One of the representatives of the trade unions organising employees at Eskom, however, is lukewarm and prefers to adopt a wait-and-see attitude.

“We don’t know him that well. What worries us is the perception that black executives are being ignored and that transformation is being reversed at present,” said Zwelinzima Vavi, secretary general of the South African Federation of Trade Unions (Saftu), whose affiliate Numsa is one of the two largest labour representatives at Eskom.

Vavi said, ideally, Saftu would have preferred an internal candidate from within Eskom, “but we are aware of the ravages of corruption at Eskom and therefore there might not be suitable internal candidates due to the corruption.
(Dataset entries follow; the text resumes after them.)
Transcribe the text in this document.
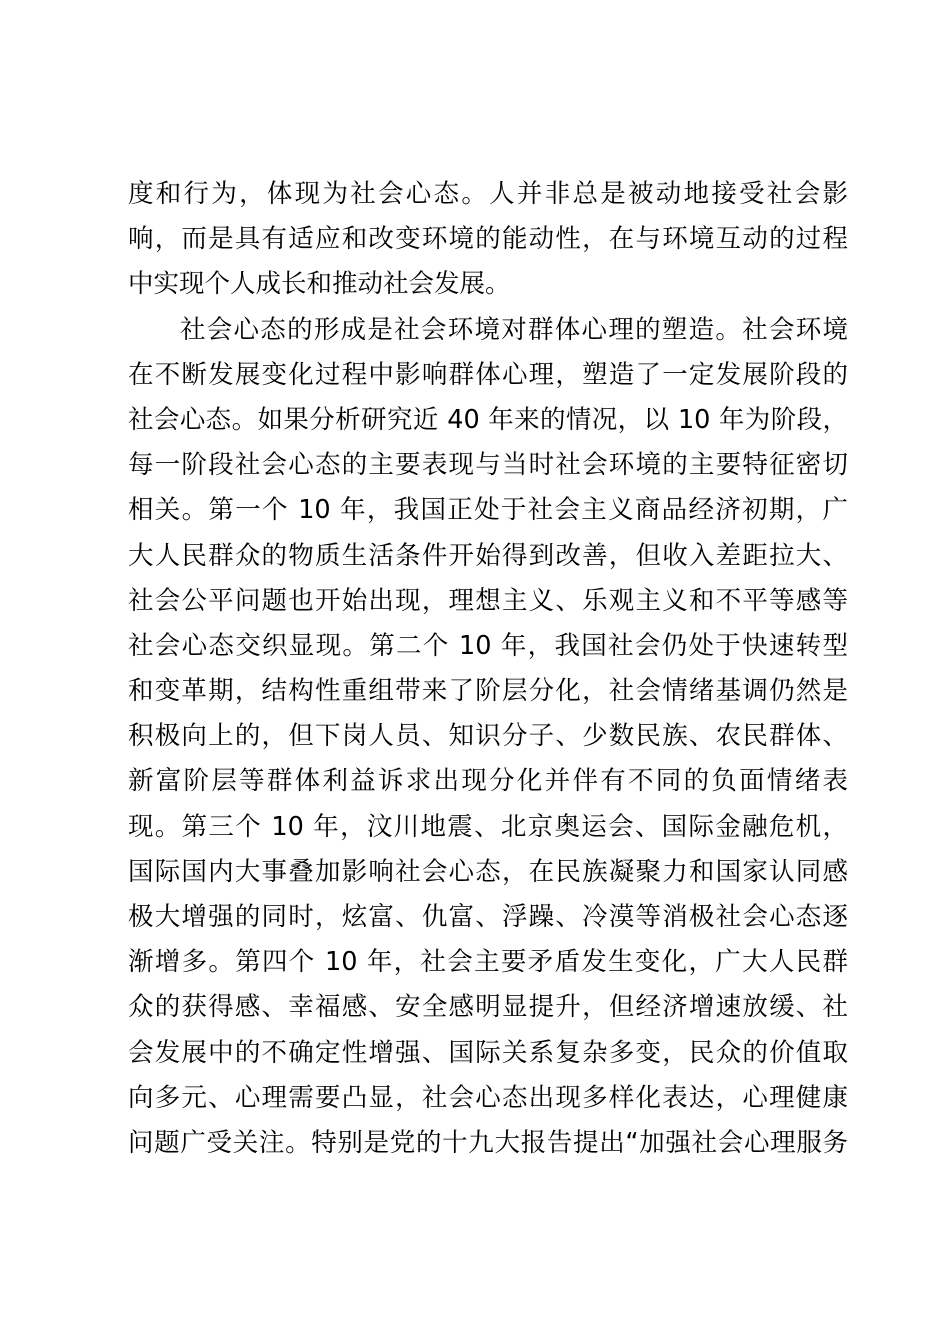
度和行为，体现为社会心态。人并非总是被动地接受社会影
响，而是具有适应和改变环境的能动性，在与环境互动的过程
中实现个人成长和推动社会发展。
社会心态的形成是社会环境对群体心理的塑造。社会环境
在不断发展变化过程中影响群体心理，塑造了一定发展阶段的
社会心态。如果分析研究近 40 年来的情况，以 10 年为阶段，
每一阶段社会心态的主要表现与当时社会环境的主要特征密切
相关。第一个 10 年，我国正处于社会主义商品经济初期，广
大人民群众的物质生活条件开始得到改善，但收入差距拉大、
社会公平问题也开始出现，理想主义、乐观主义和不平等感等
社会心态交织显现。第二个 10 年，我国社会仍处于快速转型
和变革期，结构性重组带来了阶层分化，社会情绪基调仍然是
积极向上的，但下岗人员、知识分子、少数民族、农民群体、
新富阶层等群体利益诉求出现分化并伴有不同的负面情绪表
现。第三个 10 年，汶川地震、北京奥运会、国际金融危机，
国际国内大事叠加影响社会心态，在民族凝聚力和国家认同感
极大增强的同时，炫富、仇富、浮躁、冷漠等消极社会心态逐
渐增多。第四个 10 年，社会主要矛盾发生变化，广大人民群
众的获得感、幸福感、安全感明显提升，但经济增速放缓、社
会发展中的不确定性增强、国际关系复杂多变，民众的价值取
向多元、心理需要凸显，社会心态出现多样化表达，心理健康
问题广受关注。特别是党的十九大报告提出“加强社会心理服务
We want a capable candidate to run Eskom.”

Vavi is one of the many stakeholders who have an urgent to-do list. The federation wants De Ruyter to lead an open discussion about Eskom’s outstanding R450 billion debt that will include all trade unions and all stakeholders.

“There must be an open discussion about what must be done about the debt, and we feel that the R59 billion (bailout) over the next three years might not be a sustainable solution,” said Vavi, adding that Eskom must take the lead position on investing in renewable energy. “We want Eskom to remain in the government hands.”

Business Leadership SA (BLSA) also “cautiously” congratulated De Ruyter on the appointment and added its own to-do list for him to tackle urgently.

“As organised business, we see your appointment as a vital step towards stabilising the outlook for energy availability in Africa’s largest electricity company after more than a decade of instability in the institution,” said the leadership of the organisation. “You walk into the job with the first order of business being to empower the good men and women in Eskom to stabilise the energy grid.”

While Eskom focuses on stabilising the energy grid, “there’s the pressing matter of dealing with the company’s debt as it nears the half a trillion-rand mark…Financial stability is as urgent a crisis as the operational challenges.

BLSA said through De Ruyter’s experience and expertise, it anticipates that he will quickly grasp the operational and financial issues facing Eskom and gain the respect and trust of the most important people within Eskom.

Like Saftu’s Vavi, BLSA advised that Eskom’s operational and debt restructuring must “not be shrouded in secrecy as this serves to raise the anxieties of stakeholders about the long-term future of one of the country’s most important institutions. These anxieties have provided rich fodder for political contestation.”

Honest conversations about the timelines in which load shedding will be dealt are needed, said BLSA. This must “be understood as some of the pain we have to endure because of past failings.”